Look, we all know how bad Davis has been these last five years, and we will probably never know why he regressed the way he did. He couldn’t live up to the massive contract he was handed, and the contract held the Orioles back in terms of being competitive. Even more, unfortunately, is that the contract came at a time when they could have used that money attached to Davis and spent it on a Manny Machado extension or more pitching in 2017 and 2018.
Chris Davis had the epitome of a roller coaster career. The first year he got full playing time in Baltimore was 2012, where he impressed, with a .270/.326/.501 slash line and 33 home runs. Then came the year that made Davis’s career. His 2013 numbers were silly; he batted .286/.370/.634 with 53 home runs, including 37 in the first half. While Davis didn’t do that well in 2014, then famously had a PED suspension that kept him from playing in the team’s postseason run, he bounced back in 2015 and put up solid numbers again, batting .262/.361/.562 with 47 home runs. This was the last year he had truly great production, and it came at the worst time, right before he hit free agency.
Since he signed his massive extension, Davis couldn’t even produce at a major league level. What makes this worse is that even if Davis had put up solid production, he still would have been overpaid.
Despite all the negative talk, Davis still has numbers that will put him into the Orioles Hall of Fame, and he had a terrific off-field impact. He did a lot for the Baltimore community, donating time and money to hospitals and hosting events to raise money for a great cause.
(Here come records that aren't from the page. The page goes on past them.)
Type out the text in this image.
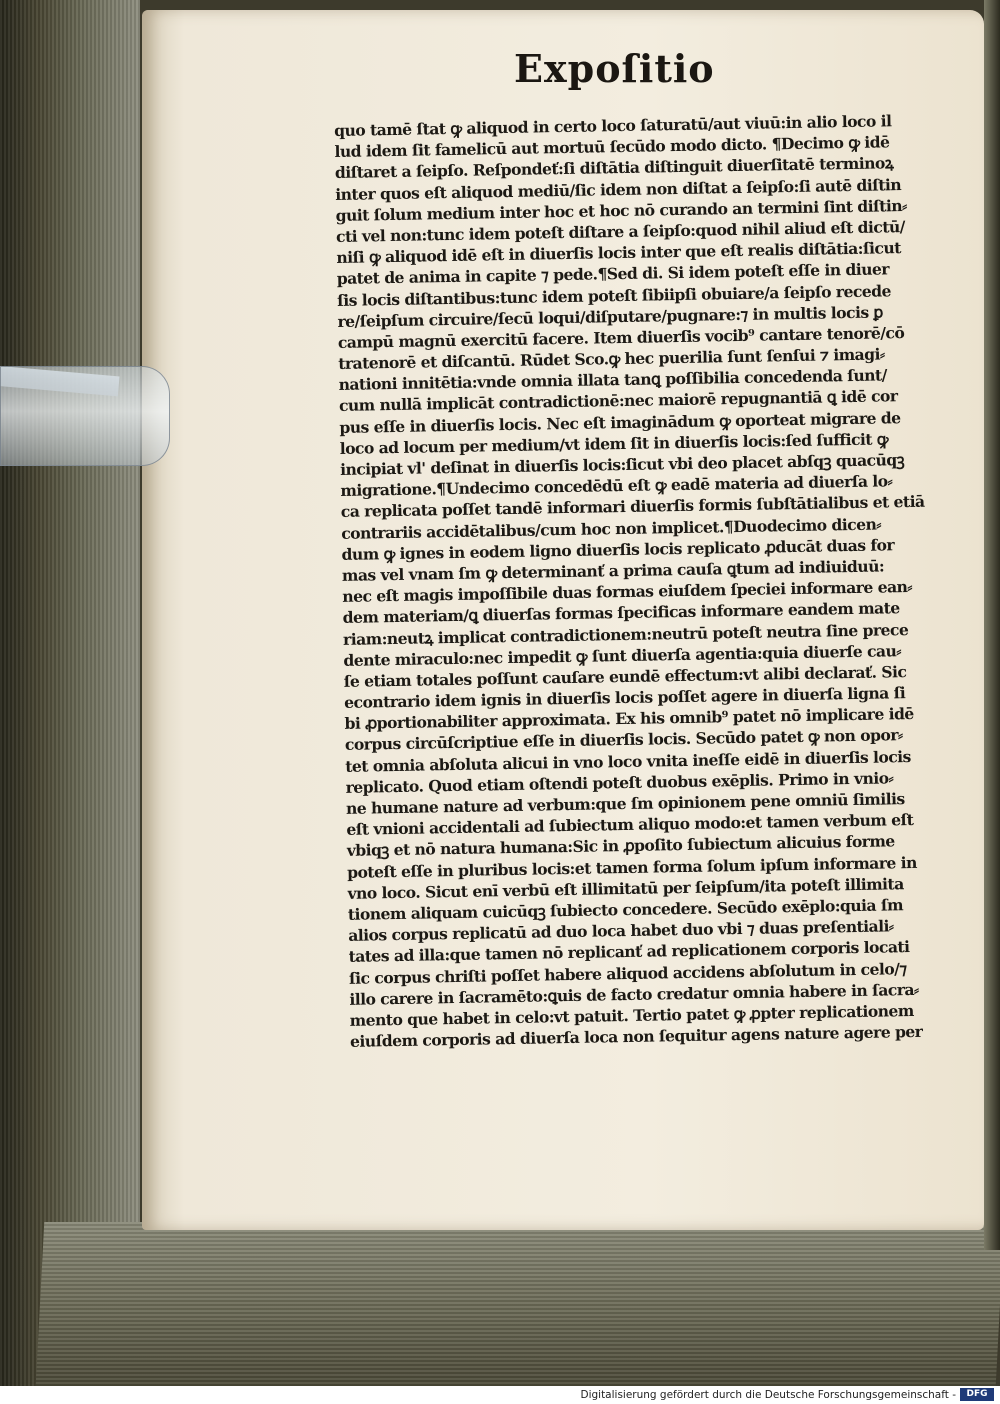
Expoſitio
quo tamē ſtat ꝙ aliquod in certo loco ſaturatū/aut viuū:in alio loco il
lud idem ſit famelicū aut mortuū ſecūdo modo dicto. ¶Decimo ꝙ idē
diſtaret a ſeipſo. Reſpondeť:ſi diſtātia diſtinguit diuerſitatē terminoꝝ
inter quos eſt aliquod mediū/ſic idem non diſtat a ſeipſo:ſi autē diſtin
guit ſolum medium inter hoc et hoc nō curando an termini ſint diſtin⸗
cti vel non:tunc idem poteſt diſtare a ſeipſo:quod nihil aliud eſt dictū/
niſi ꝙ aliquod idē eſt in diuerſis locis inter que eſt realis diſtātia:ſicut
patet de anima in capite ⁊ pede.¶Sed di. Si idem poteſt eſſe in diuer
ſis locis diſtantibus:tunc idem poteſt ſibiipſi obuiare/a ſeipſo recede
re/ſeipſum circuire/ſecū loqui/diſputare/pugnare:⁊ in multis locis ꝑ
campū magnū exercitū facere. Item diuerſis vocib⁹ cantare tenorē/cō
tratenorē et diſcantū. Rūdet Sco.ꝙ hec puerilia ſunt ſenſui ⁊ imagi⸗
nationi innitētia:vnde omnia illata tanꝗ poſſibilia concedenda ſunt/
cum nullā implicāt contradictionē:nec maiorē repugnantiā ꝗ idē cor
pus eſſe in diuerſis locis. Nec eſt imaginādum ꝙ oporteat migrare de
loco ad locum per medium/vt idem ſit in diuerſis locis:ſed ſufficit ꝙ
incipiat vl' deſinat in diuerſis locis:ſicut vbi deo placet abſqꝫ quacūqꝫ
migratione.¶Undecimo concedēdū eſt ꝙ eadē materia ad diuerſa lo⸗
ca replicata poſſet tandē informari diuerſis formis ſubſtātialibus et etiā
contrariis accidētalibus/cum hoc non implicet.¶Duodecimo dicen⸗
dum ꝙ ignes in eodem ligno diuerſis locis replicato ꝓducāt duas for
mas vel vnam ſm ꝙ determinanť a prima cauſa ꝗtum ad indiuiduū:
nec eſt magis impoſſibile duas formas eiuſdem ſpeciei informare ean⸗
dem materiam/ꝗ diuerſas formas ſpecificas informare eandem mate
riam:neutꝝ implicat contradictionem:neutrū poteſt neutra ſine prece
dente miraculo:nec impedit ꝙ ſunt diuerſa agentia:quia diuerſe cau⸗
ſe etiam totales poſſunt cauſare eundē effectum:vt alibi declarať. Sic
econtrario idem ignis in diuerſis locis poſſet agere in diuerſa ligna ſi
bi ꝓportionabiliter approximata. Ex his omnib⁹ patet nō implicare idē
corpus circūſcriptiue eſſe in diuerſis locis. Secūdo patet ꝙ non opor⸗
tet omnia abſoluta alicui in vno loco vnita ineſſe eidē in diuerſis locis
replicato. Quod etiam oſtendi poteſt duobus exēplis. Primo in vnio⸗
ne humane nature ad verbum:que ſm opinionem pene omniū ſimilis
eſt vnioni accidentali ad ſubiectum aliquo modo:et tamen verbum eſt
vbiqꝫ et nō natura humana:Sic in ꝓpoſito ſubiectum alicuius forme
poteſt eſſe in pluribus locis:et tamen forma ſolum ipſum informare in
vno loco. Sicut enī verbū eſt illimitatū per ſeipſum/ita poteſt illimita
tionem aliquam cuicūqꝫ ſubiecto concedere. Secūdo exēplo:quia ſm
alios corpus replicatū ad duo loca habet duo vbi ⁊ duas preſentiali⸗
tates ad illa:que tamen nō replicanť ad replicationem corporis locati
ſic corpus chriſti poſſet habere aliquod accidens abſolutum in celo/⁊
illo carere in ſacramēto:ꝗuis de facto credatur omnia habere in ſacra⸗
mento que habet in celo:vt patuit. Tertio patet ꝙ ꝓpter replicationem
eiuſdem corporis ad diuerſa loca non ſequitur agens nature agere per

Digitalisierung gefördert durch die Deutsche Forschungsgemeinschaft -	DFG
Off-field impact isn’t discussed enough, and he did a lot of good in Baltimore despite the awful contract.
Terrible contract aside, Chris Davis remains one of the most important players to one of the most crucial periods to this franchise. When you walk along Eutaw Street, and you see the names of the men strong enough to hit a home run there, and Chris Davis is well-represented.
Yes, Davis didn’t deserve that contract at that price, and he was massively overpaid, but he didn’t force the team to give him all that money.
As for the people who don’t want Davis in the Orioles Hall of Fame, remember that he didn’t give himself that awful contract, and he was never going to live up to it.
Davis gave me and many Orioles fans the thrill of their lives in the summer of 2013, and he still has solid enough numbers to get into the O’s Hall of Fame.
My last thought is that I hope Davis is at peace in all aspects of his life, and I hope fans will try to look positively on his carrier when he eventually gets a green jacket at Oriole Park at Camden Yards.